New Test for Menkes' Disease Allows Early Diagnosis and Treatment

Susan Jeffrey

February 6, 2008 — Researchers at the National Institutes of Health (NIH) have developed a new test that allows early diagnosis of Menkes' disease, a fatal neurodegenerative disorder of copper metabolism. Patients who received copper-replacement therapy on the basis of this test, well before symptoms of the disease began, have shown prolonged survival and, in isolated cases, had normal cognitive and developmental outcomes to date.

Their work is reported in the February 7 issue of the New England Journal of Medicine.

Stephen G. Kaler, MD, clinical director of the National Institute of Child Health and Human Development (NICHD) and first author on the paper, told Medscape Neurology & Neurosurgery that their work shows that Menkes' disease can be detected prospectively in newborn infants who look otherwise normal and that early treatment increases survival "across the board" for these children. The best outcomes were seen in children with mutant alleles that did not completely abrogate copper transport, he noted.

The authors suggest that this diagnostic approach is sufficiently sensitive and specific that it could open the door to newborn screening and early treatment. "Like many genetic disorders, it's not exactly a public health threat, but if your child has this, it doesn't really mean much that it's a rare disorder," he said.

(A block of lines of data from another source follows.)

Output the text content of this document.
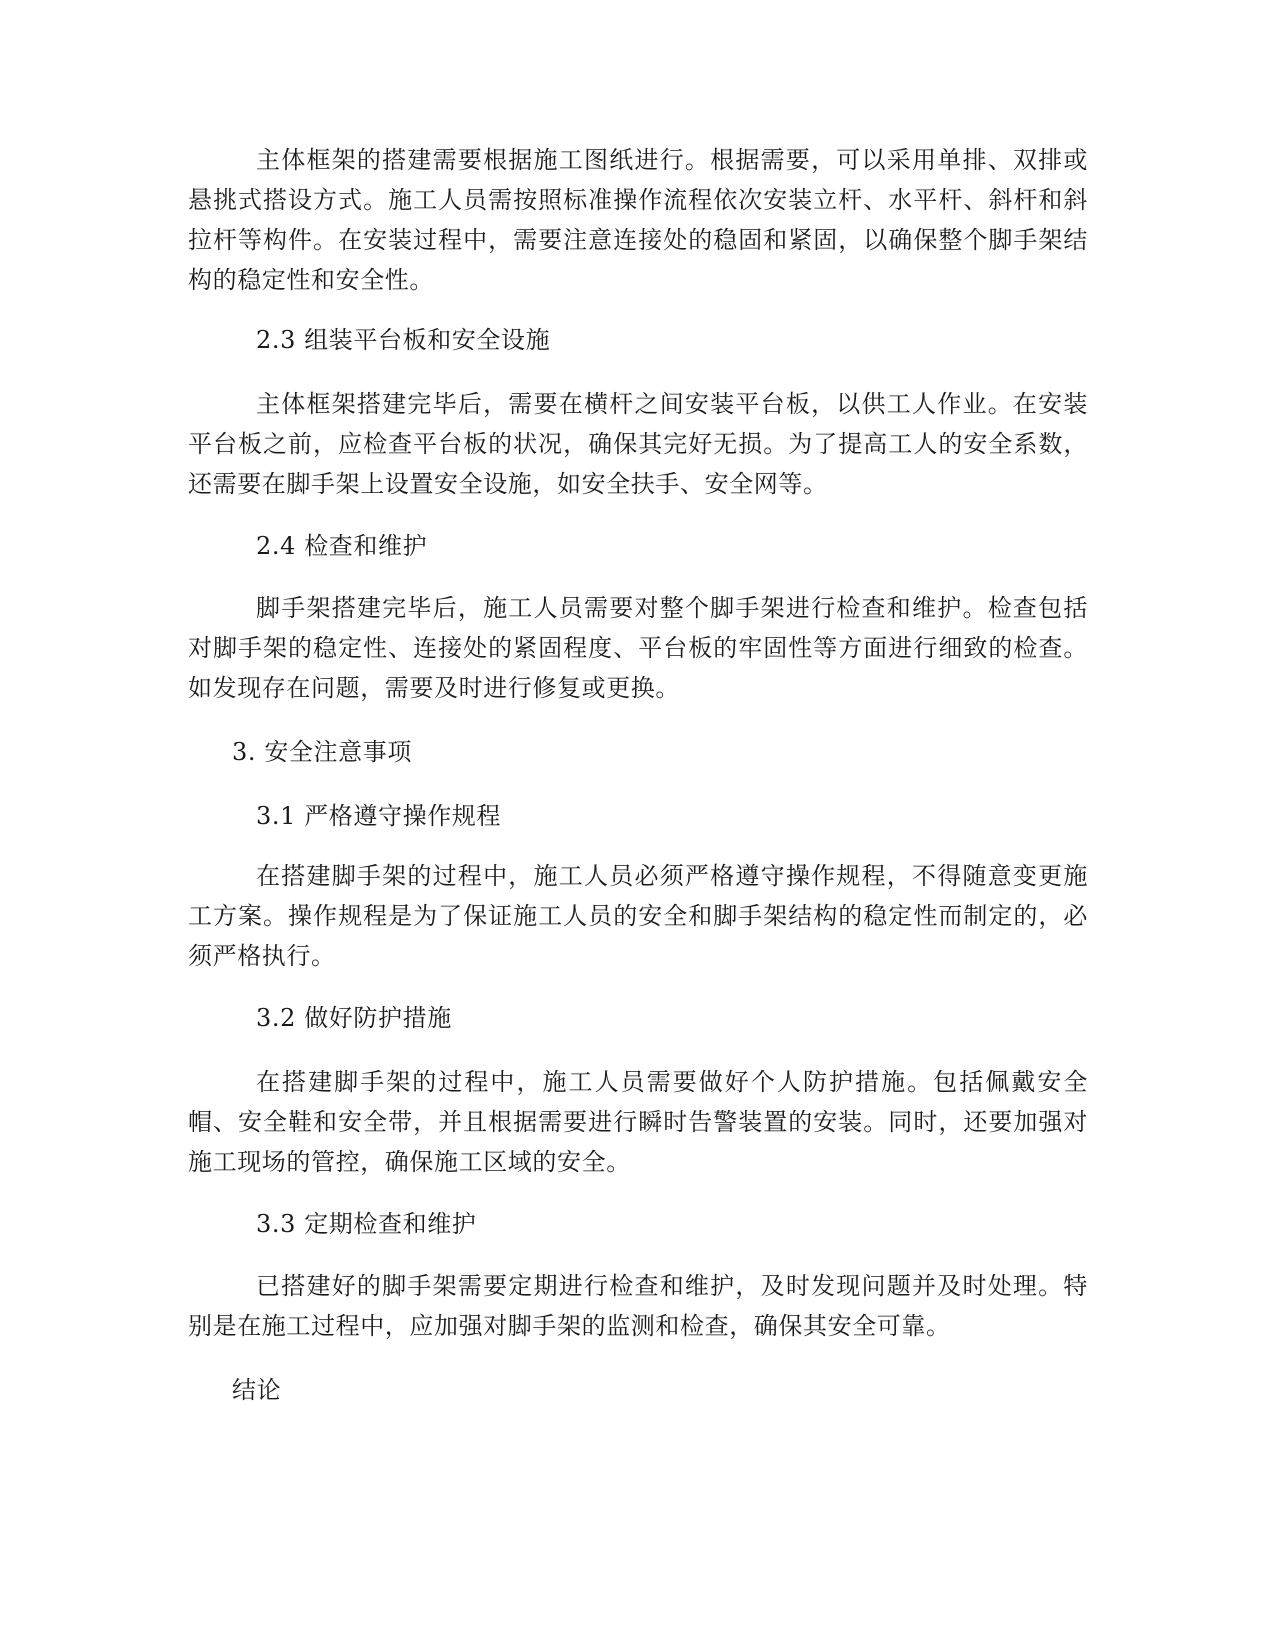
主体框架的搭建需要根据施工图纸进行。根据需要，可以采用单排、双排或悬挑式搭设方式。施工人员需按照标准操作流程依次安装立杆、水平杆、斜杆和斜拉杆等构件。在安装过程中，需要注意连接处的稳固和紧固，以确保整个脚手架结构的稳定性和安全性。

2.3 组装平台板和安全设施

主体框架搭建完毕后，需要在横杆之间安装平台板，以供工人作业。在安装平台板之前，应检查平台板的状况，确保其完好无损。为了提高工人的安全系数，还需要在脚手架上设置安全设施，如安全扶手、安全网等。

2.4 检查和维护

脚手架搭建完毕后，施工人员需要对整个脚手架进行检查和维护。检查包括对脚手架的稳定性、连接处的紧固程度、平台板的牢固性等方面进行细致的检查。如发现存在问题，需要及时进行修复或更换。

3. 安全注意事项

3.1 严格遵守操作规程

在搭建脚手架的过程中，施工人员必须严格遵守操作规程，不得随意变更施工方案。操作规程是为了保证施工人员的安全和脚手架结构的稳定性而制定的，必须严格执行。

3.2 做好防护措施

在搭建脚手架的过程中，施工人员需要做好个人防护措施。包括佩戴安全帽、安全鞋和安全带，并且根据需要进行瞬时告警装置的安装。同时，还要加强对施工现场的管控，确保施工区域的安全。

3.3 定期检查和维护

已搭建好的脚手架需要定期进行检查和维护，及时发现问题并及时处理。特别是在施工过程中，应加强对脚手架的监测和检查，确保其安全可靠。

结论
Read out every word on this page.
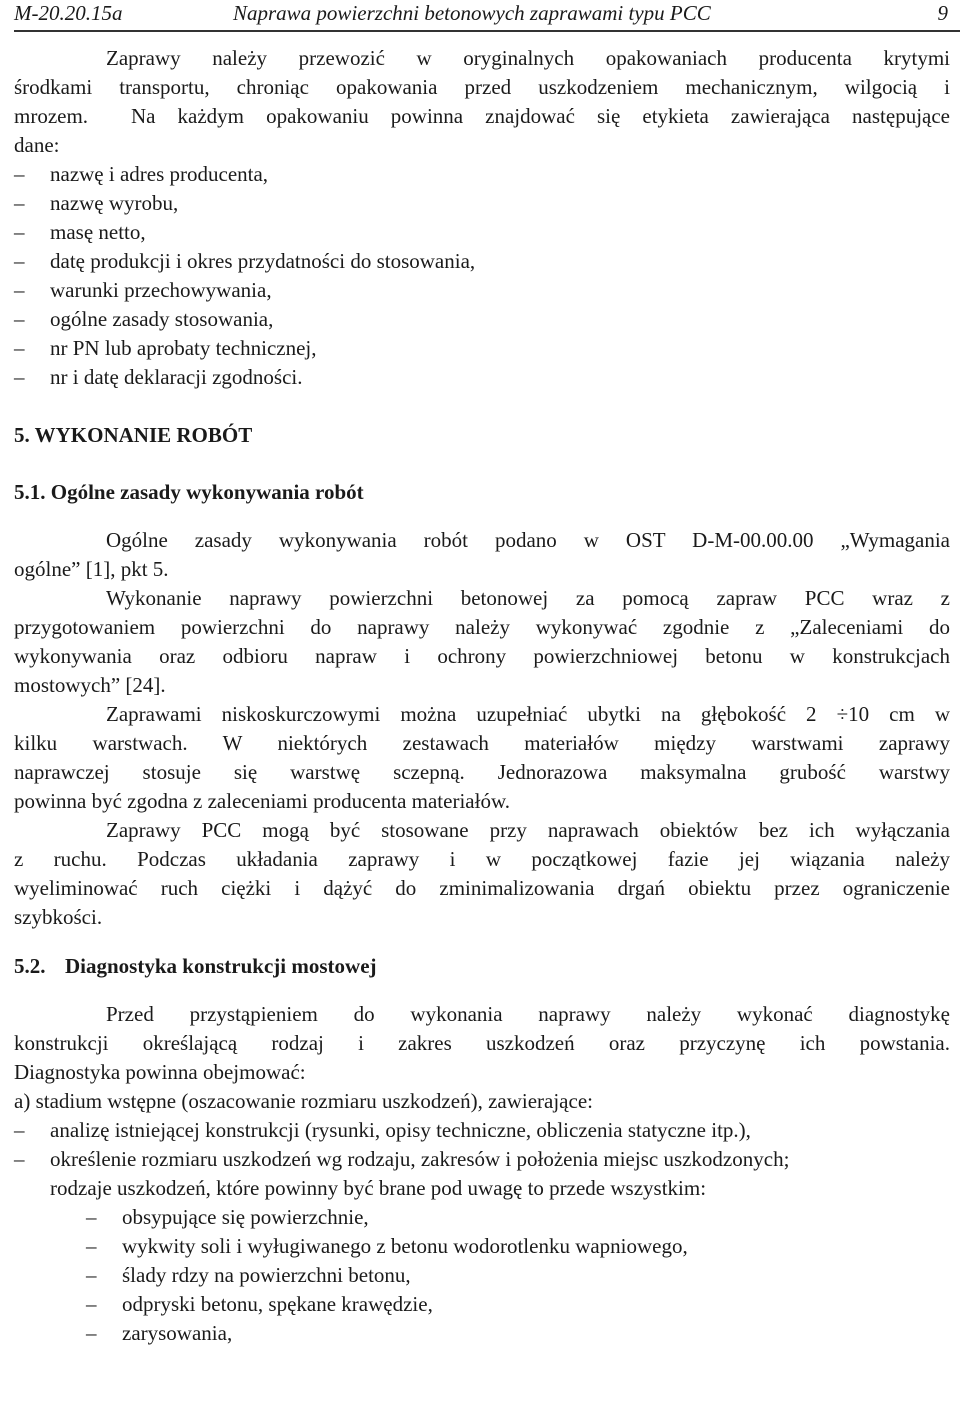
M-20.20.15a	Naprawa powierzchni betonowych zaprawami typu PCC	9
Zaprawy należy przewozić w oryginalnych opakowaniach producenta krytymi
środkami transportu, chroniąc opakowania przed uszkodzeniem mechanicznym, wilgocią i
mrozem. Na każdym opakowaniu powinna znajdować się etykieta zawierająca następujące
dane:
– nazwę i adres producenta,
– nazwę wyrobu,
– masę netto,
– datę produkcji i okres przydatności do stosowania,
– warunki przechowywania,
– ogólne zasady stosowania,
– nr PN lub aprobaty technicznej,
– nr i datę deklaracji zgodności.
5. WYKONANIE ROBÓT
5.1. Ogólne zasady wykonywania robót
Ogólne zasady wykonywania robót podano w OST D-M-00.00.00 „Wymagania
ogólne” [1], pkt 5.
Wykonanie naprawy powierzchni betonowej za pomocą zapraw PCC wraz z
przygotowaniem powierzchni do naprawy należy wykonywać zgodnie z „Zaleceniami do
wykonywania oraz odbioru napraw i ochrony powierzchniowej betonu w konstrukcjach
mostowych” [24].
Zaprawami niskoskurczowymi można uzupełniać ubytki na głębokość 2 ÷10 cm w
kilku warstwach. W niektórych zestawach materiałów między warstwami zaprawy
naprawczej stosuje się warstwę sczepną. Jednorazowa maksymalna grubość warstwy
powinna być zgodna z zaleceniami producenta materiałów.
Zaprawy PCC mogą być stosowane przy naprawach obiektów bez ich wyłączania
z ruchu. Podczas układania zaprawy i w początkowej fazie jej wiązania należy
wyeliminować ruch ciężki i dążyć do zminimalizowania drgań obiektu przez ograniczenie
szybkości.
5.2. Diagnostyka konstrukcji mostowej
Przed przystąpieniem do wykonania naprawy należy wykonać diagnostykę
konstrukcji określającą rodzaj i zakres uszkodzeń oraz przyczynę ich powstania.
Diagnostyka powinna obejmować:
a) stadium wstępne (oszacowanie rozmiaru uszkodzeń), zawierające:
– analizę istniejącej konstrukcji (rysunki, opisy techniczne, obliczenia statyczne itp.),
– określenie rozmiaru uszkodzeń wg rodzaju, zakresów i położenia miejsc uszkodzonych;
rodzaje uszkodzeń, które powinny być brane pod uwagę to przede wszystkim:
– obsypujące się powierzchnie,
– wykwity soli i wyługiwanego z betonu wodorotlenku wapniowego,
– ślady rdzy na powierzchni betonu,
– odpryski betonu, spękane krawędzie,
– zarysowania,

"The study represents an important advance in the diagnosis and treatment of a rare but devastating genetic disorder," Duane Alexander, MD, director of the NICHD, said in a statement from the NIH. "The laboratory techniques the researchers used to detect Menkes' disease eventually may provide the basis for a newborn screening test to identify children with Menkes' at birth, so they have the greatest chance to benefit from treatment."

Irreparable Harm

Menkes' disease occurs in about 1 in 100,000 newborns and affects only males, as it is an X-linked disease. It is caused by a defect in the ATP7A gene, which regulates copper transport, resulting in abnormally low levels of copper in the brain and liver and excessive copper in the liver and intestines. Although required only in trace amounts, copper plays a critical role in brain development. Levels of certain neurochemicals are determined by a copper-dependent enzyme, dopamine-beta-hydroxylase, and are abnormal in Menkes'. Copper is also required for the normal production of myelin.

Infants with Menkes' generally appear normal at birth and develop normally for 6 to 8 weeks, the authors note. "Subsequently, hypotonia, seizures, and failure to thrive occur, and death by 3 years of age is typical." Dr. Kaler noted that imaging studies show significant brain atrophy in these infants.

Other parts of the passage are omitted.